In light of the current circumstances, the Board of Directors on request of its major shareholder CMA CGM has agreed to modify the current stand-still agreement between CEVA Logistics and CMA CGM. CMA CGM's duty to not increase its holding above the current 24.99% of the share capital until 5 November, 2018 has been amended to the effect that CMA-CGM is allowed to increase its holding up to one third of the voting rights of CEVA Logistics with immediate effect. All other obligations of CMA CGM (as made public in the IPO prospectus) remain in place, in particular the obligation of CMA CGM to tender its shares into a public tender offer by a third party if recommended by the Board of Directors unless CMA CGM launches a superior offer. In addition, CMA CGM has agreed, under certain conditions, to not launch or trigger an offer without the recommendation of the Board of Directors in the next 6 months (other than an offer which is superior to another offer)."
“In response to CEVA Logistics AG’s announcement this morning, DSV A/S can confirm that it has made a private proposal to CEVA’s Board of Directors to acquire CEVA for CHF 27.75 per share.
“The proposal would provide CEVA shareholders with an attractive premium of 50.7% to CEVA’s share price of CHF 18.42 as of 10 October 2018 and 37.0% to the 60-day VWAP of CHF 20.25 as of 10 October 2018.
“Our proposal has been rejected by CEVA’s Board of Directors, and DSV has no dialogue with CEVA regarding a voluntary public tender offer for the outstanding equity of CEVA.”

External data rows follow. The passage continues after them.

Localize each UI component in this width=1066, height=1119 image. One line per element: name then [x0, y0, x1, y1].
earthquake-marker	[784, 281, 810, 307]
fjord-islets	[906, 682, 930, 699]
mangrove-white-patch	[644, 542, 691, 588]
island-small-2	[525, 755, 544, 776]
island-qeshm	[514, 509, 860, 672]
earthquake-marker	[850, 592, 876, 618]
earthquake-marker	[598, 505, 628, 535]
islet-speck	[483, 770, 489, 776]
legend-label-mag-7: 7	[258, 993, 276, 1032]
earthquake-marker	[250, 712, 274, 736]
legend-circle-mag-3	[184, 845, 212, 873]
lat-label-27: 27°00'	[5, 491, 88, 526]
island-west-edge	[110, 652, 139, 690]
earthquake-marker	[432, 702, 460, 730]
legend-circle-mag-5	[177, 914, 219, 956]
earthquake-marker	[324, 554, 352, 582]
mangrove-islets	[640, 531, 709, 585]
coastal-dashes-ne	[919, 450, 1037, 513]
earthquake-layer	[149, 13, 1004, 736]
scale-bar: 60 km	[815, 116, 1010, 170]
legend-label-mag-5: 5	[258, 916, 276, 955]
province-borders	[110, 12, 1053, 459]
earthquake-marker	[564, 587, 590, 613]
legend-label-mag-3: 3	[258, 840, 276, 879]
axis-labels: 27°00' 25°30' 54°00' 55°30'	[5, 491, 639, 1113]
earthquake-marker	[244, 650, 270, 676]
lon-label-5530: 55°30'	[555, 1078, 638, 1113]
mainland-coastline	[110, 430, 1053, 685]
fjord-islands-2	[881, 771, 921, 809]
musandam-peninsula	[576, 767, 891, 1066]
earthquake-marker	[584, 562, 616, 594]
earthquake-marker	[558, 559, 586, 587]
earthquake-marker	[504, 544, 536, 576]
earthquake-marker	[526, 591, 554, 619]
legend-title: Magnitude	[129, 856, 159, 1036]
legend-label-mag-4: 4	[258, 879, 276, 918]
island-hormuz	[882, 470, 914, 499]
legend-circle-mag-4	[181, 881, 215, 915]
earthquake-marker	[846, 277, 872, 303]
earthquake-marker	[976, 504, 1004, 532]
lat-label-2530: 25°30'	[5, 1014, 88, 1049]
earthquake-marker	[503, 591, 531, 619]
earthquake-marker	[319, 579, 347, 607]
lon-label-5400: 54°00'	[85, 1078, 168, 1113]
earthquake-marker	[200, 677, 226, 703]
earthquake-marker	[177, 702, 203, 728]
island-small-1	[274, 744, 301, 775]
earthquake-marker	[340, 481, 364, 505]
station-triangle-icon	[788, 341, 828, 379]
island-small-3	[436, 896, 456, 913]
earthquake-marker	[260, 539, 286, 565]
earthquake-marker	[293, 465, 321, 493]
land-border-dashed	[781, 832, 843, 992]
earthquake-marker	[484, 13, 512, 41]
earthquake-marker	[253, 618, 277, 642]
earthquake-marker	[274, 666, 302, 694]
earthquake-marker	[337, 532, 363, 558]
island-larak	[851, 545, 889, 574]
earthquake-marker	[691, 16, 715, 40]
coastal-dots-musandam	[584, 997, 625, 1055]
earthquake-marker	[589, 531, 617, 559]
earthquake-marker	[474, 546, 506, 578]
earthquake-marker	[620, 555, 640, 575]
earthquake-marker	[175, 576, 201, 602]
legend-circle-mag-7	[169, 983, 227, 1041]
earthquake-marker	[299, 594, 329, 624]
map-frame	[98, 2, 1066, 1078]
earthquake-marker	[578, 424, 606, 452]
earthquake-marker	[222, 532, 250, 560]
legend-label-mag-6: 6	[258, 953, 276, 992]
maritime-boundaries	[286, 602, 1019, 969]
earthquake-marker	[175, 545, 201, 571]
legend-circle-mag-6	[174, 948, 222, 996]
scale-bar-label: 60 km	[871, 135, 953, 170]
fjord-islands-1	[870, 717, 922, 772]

DSV added that it has “long respected and followed CEVA’s business and believes combining the two companies would deliver significant value to all stakeholders (including shareholders, employees, customers and suppliers)”.
“We are confident that a combination would be in the best interests of the stakeholders of both companies as it presents a unique opportunity to build on the successful legacies of our businesses by extending our service offering and giving our combined operations additional scale.
“DSV does not intend to make any additional comments on this matter.”